Three Shapes Make One New Space: A Conversation on Creativity with Janos Stone

His brother’s birthday present. A 3-D scan of Mickey Mouse. A copy of The Big Orange Splot.  His bike. And the Foundry’s icon in metal.

These – and many more – are the objects in Janos Stone’s office at The Weissman Foundry, the new open-door design studio on the Babson campus that had its official ribbon cutting ceremony during the Back To Babson festivities. Janos, Manager of Innovation and Design Spaces, artist, teacher, and serial entrepreneur, picks up each of these objects in turn as they support his thoughts on hyper-creativity and individualism.

The Foundry is open to Babson, Olin, and Wellesley community members. As a BOW initiative, the Foundry will represent each of the three schools and, Janos hopes, create a “fourth culture” bringing together critical thinking, exploration, and action. The Foundry icon itself is three shapes – a rectangle, a triangle, and a circle – forming a new, unique shape. Don’t bother asking Janos which shape is which school – Ultimately, it is the totality, the hybrid culture, that is important and distinguishes the Foundry from other maker spaces. Janos goes further and says, “Culture is what will make us successful.”

Similarly, Janos is weaving together his three backgrounds in art making, teaching, and entrepreneurialism to form a fourth stage, which he terms as exploration in his role at the Foundry.

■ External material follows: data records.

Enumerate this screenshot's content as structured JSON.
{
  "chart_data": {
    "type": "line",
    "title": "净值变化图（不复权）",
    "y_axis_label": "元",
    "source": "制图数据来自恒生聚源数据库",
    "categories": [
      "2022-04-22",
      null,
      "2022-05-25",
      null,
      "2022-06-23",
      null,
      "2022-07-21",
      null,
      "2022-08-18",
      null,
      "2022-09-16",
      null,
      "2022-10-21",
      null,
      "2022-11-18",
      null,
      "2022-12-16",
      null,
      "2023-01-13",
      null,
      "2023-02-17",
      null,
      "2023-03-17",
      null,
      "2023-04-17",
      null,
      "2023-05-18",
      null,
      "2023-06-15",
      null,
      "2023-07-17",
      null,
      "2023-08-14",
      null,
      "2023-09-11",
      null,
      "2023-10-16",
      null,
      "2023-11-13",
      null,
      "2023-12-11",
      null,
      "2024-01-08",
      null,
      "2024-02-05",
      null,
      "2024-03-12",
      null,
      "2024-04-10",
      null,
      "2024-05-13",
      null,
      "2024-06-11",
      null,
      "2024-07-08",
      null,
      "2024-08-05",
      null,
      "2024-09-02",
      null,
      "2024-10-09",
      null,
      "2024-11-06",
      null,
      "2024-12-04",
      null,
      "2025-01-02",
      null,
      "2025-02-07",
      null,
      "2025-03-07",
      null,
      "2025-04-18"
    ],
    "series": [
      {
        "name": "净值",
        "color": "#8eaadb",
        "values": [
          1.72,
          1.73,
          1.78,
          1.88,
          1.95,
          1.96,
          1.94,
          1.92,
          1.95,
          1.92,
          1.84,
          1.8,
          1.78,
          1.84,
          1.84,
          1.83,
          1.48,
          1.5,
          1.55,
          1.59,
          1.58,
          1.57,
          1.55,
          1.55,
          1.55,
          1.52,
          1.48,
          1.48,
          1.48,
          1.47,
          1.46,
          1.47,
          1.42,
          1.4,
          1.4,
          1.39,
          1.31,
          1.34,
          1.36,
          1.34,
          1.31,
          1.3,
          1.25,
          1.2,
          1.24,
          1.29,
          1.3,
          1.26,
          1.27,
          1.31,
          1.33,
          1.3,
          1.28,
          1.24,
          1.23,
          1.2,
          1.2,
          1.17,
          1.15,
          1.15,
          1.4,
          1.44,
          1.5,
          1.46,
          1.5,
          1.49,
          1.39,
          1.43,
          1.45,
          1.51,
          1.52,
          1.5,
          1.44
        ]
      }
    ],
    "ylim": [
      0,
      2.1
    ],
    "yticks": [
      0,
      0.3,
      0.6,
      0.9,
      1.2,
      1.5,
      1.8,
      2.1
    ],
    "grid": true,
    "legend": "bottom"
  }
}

With breadth and depth of experience in product design, 3-D modeling and printing, and fabricating, years as lecturer and faculty member at Northeastern University, and multiple founder roles, Janos is both a critical thinker and a nimble, adaptive one, diving into Japanese art and The Big Orange Splot in one breath and responding to a student’s request for a mallet in the next.

Janos suggests “art thinking” as a framework to understand what the Foundry can offer – an opportunity for explorations fueled by curiosity and a place and culture that can help individuals to “reach their innate creativity.” And for those just beginning their creative journey, Janos offers advice to galvanize action: “You just never stop. No matter what, you never stop making your art ever. You can quit [a project] but never stop.”

Interested to see the Foundry in action? Tour the Foundry or join a Monday night campfire – and be ready to get hands on. Janos makes no distinction between someone who comes specifically to innovate at the Foundry and someone who stops by just for a tour: “I’m always looking for ways when people walk in to instantly engage and to start making things.”